Imitemos de nuevo a Portugal

   Lo primero que ocurrió en Portugal, cuando se constató hace dos días que las agencias de calificación de la deuda ‘atacaban’, lo mismo que algunos influyentes medios de comunicación europeos y norteamericanos, la estabilidad económica de la nación, fue que el Gobierno llamó a la oposición y se reunieron para diseñar un plan conjunto de defensa del país frente a un peligro que Grecia no supo ni pudo conjurar. A la misma hora, más o menos, mañana del miércoles, Zapatero y Rajoy se llamaban ‘mentiroso’ en la sesión de control parlamentario por una diferencia en la interpretación –en ambos casos sesgada—de los datos económicos que nos afectan: el presidente del Gobierno ve siempre la botella medio llena, el líder de la oposición, medio vacía.

   En efecto: cuando Standard&Poor’s, en un golpe no suficientemente explicado, rebajó la deuda de los países ibéricos, el primer ministro portugués, José Sócrates, llamó de urgencia al presidente de la principal fuerza de oposición lusa, Pedro Passos Coelho, para mostrarse ambos unidos ante lo que consideraron un ataque especulativo contra el país. En España, en cambio, seguimos aguardando la famosa ‘cumbre’ de La Moncloa, anunciada hace meses por ambas partes, entre Zapatero y Rajoy. Me parece que ese encuentro, aplazado ‘sine die’ por razones jamás bien explicadas ni por los unos ni por los otros, ya no puede esperar más. Es urgente que se anuncie que los máximos representantes de casi veintidós millones de votantes españoles emprenden conjuntamente una ofensiva contra los ataques –no siempre justificados—externos y contra la desmoralización interna, que a mi juicio tampoco tiene, pese a todo, motivos suficientes.

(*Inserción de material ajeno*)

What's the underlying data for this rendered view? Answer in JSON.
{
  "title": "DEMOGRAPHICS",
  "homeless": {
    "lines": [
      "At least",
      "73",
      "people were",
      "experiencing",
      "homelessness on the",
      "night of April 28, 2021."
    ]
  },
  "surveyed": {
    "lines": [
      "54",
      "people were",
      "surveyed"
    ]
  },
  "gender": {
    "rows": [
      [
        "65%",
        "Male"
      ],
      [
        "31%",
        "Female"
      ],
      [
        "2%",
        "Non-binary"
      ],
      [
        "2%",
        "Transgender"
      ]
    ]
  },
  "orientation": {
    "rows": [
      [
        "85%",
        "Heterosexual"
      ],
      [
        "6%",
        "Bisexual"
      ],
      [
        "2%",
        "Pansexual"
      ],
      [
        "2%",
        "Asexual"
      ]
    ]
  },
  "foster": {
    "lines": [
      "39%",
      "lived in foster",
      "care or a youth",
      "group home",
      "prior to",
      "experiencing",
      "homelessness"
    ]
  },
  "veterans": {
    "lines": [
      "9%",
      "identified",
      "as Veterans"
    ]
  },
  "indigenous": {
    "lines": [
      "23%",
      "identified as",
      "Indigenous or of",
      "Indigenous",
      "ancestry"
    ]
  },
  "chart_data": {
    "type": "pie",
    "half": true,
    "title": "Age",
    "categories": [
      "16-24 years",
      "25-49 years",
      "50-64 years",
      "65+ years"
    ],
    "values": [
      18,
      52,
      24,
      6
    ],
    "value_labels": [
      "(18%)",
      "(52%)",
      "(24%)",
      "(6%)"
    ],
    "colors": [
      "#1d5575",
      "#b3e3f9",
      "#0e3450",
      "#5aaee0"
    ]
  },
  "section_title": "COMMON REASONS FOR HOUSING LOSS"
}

   Nada me extraña que, ante este panorama de desinformación y de tensiones partidarias, el patio se llene de rumores, y hasta en los periódicos más solventes los columnistas más respetables se animen, ocurría este mismo jueves en un gran diario madrileño, a anunciar catástrofes imprecisas, que, pronostican, serían “de extrema gravedad para el sistema financiero español”. Como si este tipo de vaticinios, sin concreciones, no contribuyese a ennegrecer aún más los nubarrones en el horizonte. Circulan los libelos como dardos enloquecidos y el clima se adensa al son de insultos sin rubor que se escuchan, dirigidos contra jueces, contra sindicalistas, contra jefes de ejecutivos, presidentes de legislativos y líderes de la oposición, desde cada rincón, convertido en puesto de tiro para la caza.

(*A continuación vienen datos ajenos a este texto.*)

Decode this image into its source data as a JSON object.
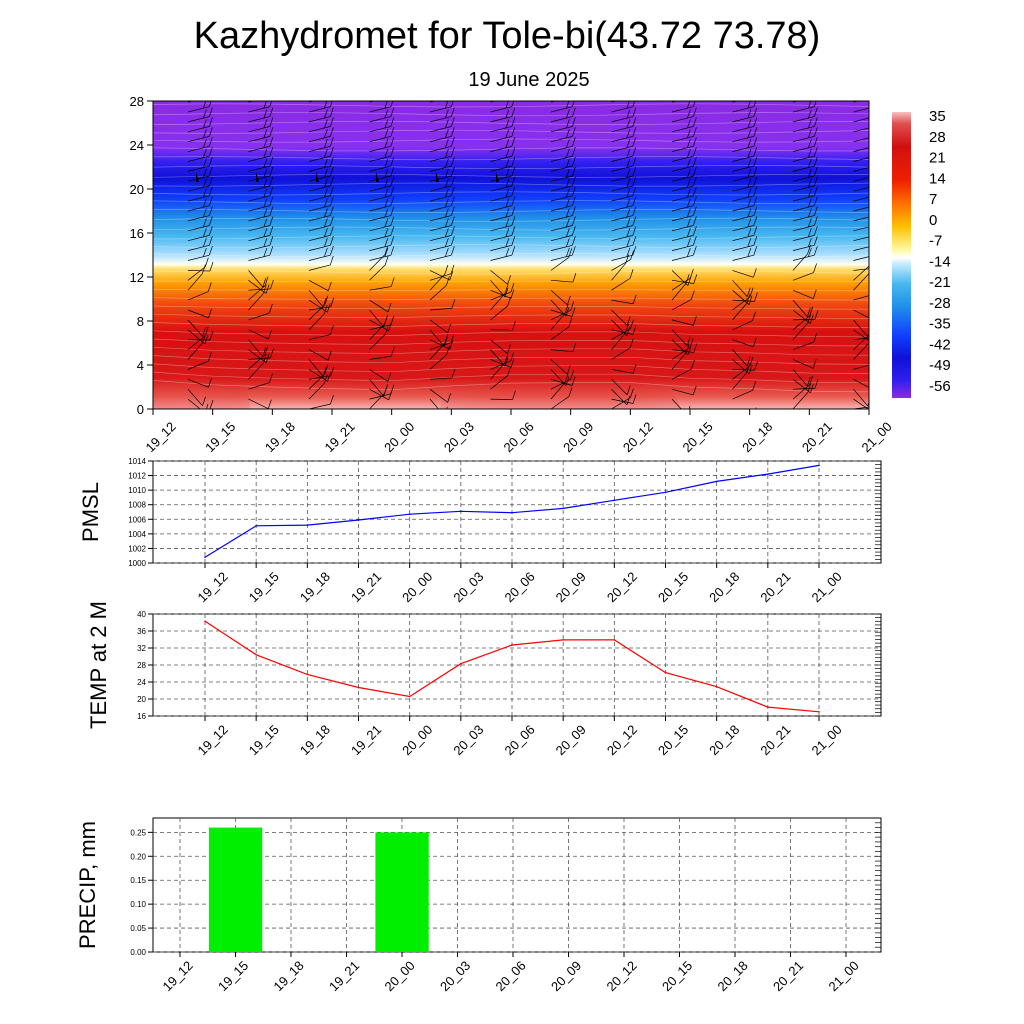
{
  "header": {
    "title": "Kazhydromet for Tole-bi(43.72 73.78)",
    "subtitle": "19 June 2025"
  },
  "time_labels": [
    "19_12",
    "19_15",
    "19_18",
    "19_21",
    "20_00",
    "20_03",
    "20_06",
    "20_09",
    "20_12",
    "20_15",
    "20_18",
    "20_21",
    "21_00"
  ],
  "chart_data": [
    {
      "type": "heatmap",
      "name": "temperature-cross-section",
      "x": [
        "19_12",
        "19_15",
        "19_18",
        "19_21",
        "20_00",
        "20_03",
        "20_06",
        "20_09",
        "20_12",
        "20_15",
        "20_18",
        "20_21",
        "21_00"
      ],
      "y_ticks": [
        0,
        4,
        8,
        12,
        16,
        20,
        24,
        28
      ],
      "ylim": [
        0,
        28
      ],
      "colorbar_ticks": [
        35,
        28,
        21,
        14,
        7,
        0,
        -7,
        -14,
        -21,
        -28,
        -35,
        -42,
        -49,
        -56
      ],
      "colorbar_range": [
        -63,
        42
      ],
      "surface_temp": [
        38,
        30,
        26,
        23,
        21,
        28,
        33,
        34,
        34,
        26,
        23,
        18,
        17
      ]
    },
    {
      "type": "line",
      "ylabel": "PMSL",
      "categories": [
        "19_12",
        "19_15",
        "19_18",
        "19_21",
        "20_00",
        "20_03",
        "20_06",
        "20_09",
        "20_12",
        "20_15",
        "20_18",
        "20_21",
        "21_00"
      ],
      "values": [
        1000.8,
        1005.1,
        1005.2,
        1005.9,
        1006.7,
        1007.1,
        1006.9,
        1007.5,
        1008.6,
        1009.7,
        1011.2,
        1012.2,
        1013.4
      ],
      "ylim": [
        1000,
        1014
      ],
      "y_ticks": [
        1000,
        1002,
        1004,
        1006,
        1008,
        1010,
        1012,
        1014
      ],
      "color": "#0000ff",
      "grid": true
    },
    {
      "type": "line",
      "ylabel": "TEMP at 2 M",
      "categories": [
        "19_12",
        "19_15",
        "19_18",
        "19_21",
        "20_00",
        "20_03",
        "20_06",
        "20_09",
        "20_12",
        "20_15",
        "20_18",
        "20_21",
        "21_00"
      ],
      "values": [
        38.3,
        30.4,
        25.8,
        22.7,
        20.6,
        28.3,
        32.7,
        33.9,
        33.9,
        26.2,
        22.9,
        18.1,
        17.0
      ],
      "ylim": [
        16,
        40
      ],
      "y_ticks": [
        16,
        20,
        24,
        28,
        32,
        36,
        40
      ],
      "color": "#ff0000",
      "grid": true
    },
    {
      "type": "bar",
      "ylabel": "PRECIP, mm",
      "categories": [
        "19_12",
        "19_15",
        "19_18",
        "19_21",
        "20_00",
        "20_03",
        "20_06",
        "20_09",
        "20_12",
        "20_15",
        "20_18",
        "20_21",
        "21_00"
      ],
      "values": [
        0,
        0.26,
        0,
        0,
        0.25,
        0,
        0,
        0,
        0,
        0,
        0,
        0,
        0
      ],
      "ylim": [
        0,
        0.28
      ],
      "y_ticks": [
        "0.00",
        "0.05",
        "0.10",
        "0.15",
        "0.20",
        "0.25"
      ],
      "color": "#00ee00",
      "grid": true
    }
  ]
}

   Un pésimo clima que precisa una llamada urgente a la concordia, a la moderación, al optimismo y al sentido común, que es, en esta España de aquí y ahora, el menos común de los sentidos. Y conste que no culpo solamente a los responsables del Gobierno y/o de la oposición y/o de los sindicatos o de las instituciones: creo que, ‘animados’ por una mala coyuntura económica, todos, todos nosotros, nos estamos lanzando por una pendiente que nos va a costar años remontar.

   Hace apenas cinco días se conmemoraba, desde un cierto silencio, un nuevo aniversario –el 36—de aquella ‘revolución de los claveles’ que devolvió la democracia a Portugal. Viví plenamente aquellos días, palpando la envidia de tantos demócratas españoles, sumidos aún en las penumbras del último franquismo, ante el paso dado por los vecinos. Ahora he vuelto a sentir esa envidia: ellos, al menos, se hablan, en lugar de tirarse las palabras a la cabeza.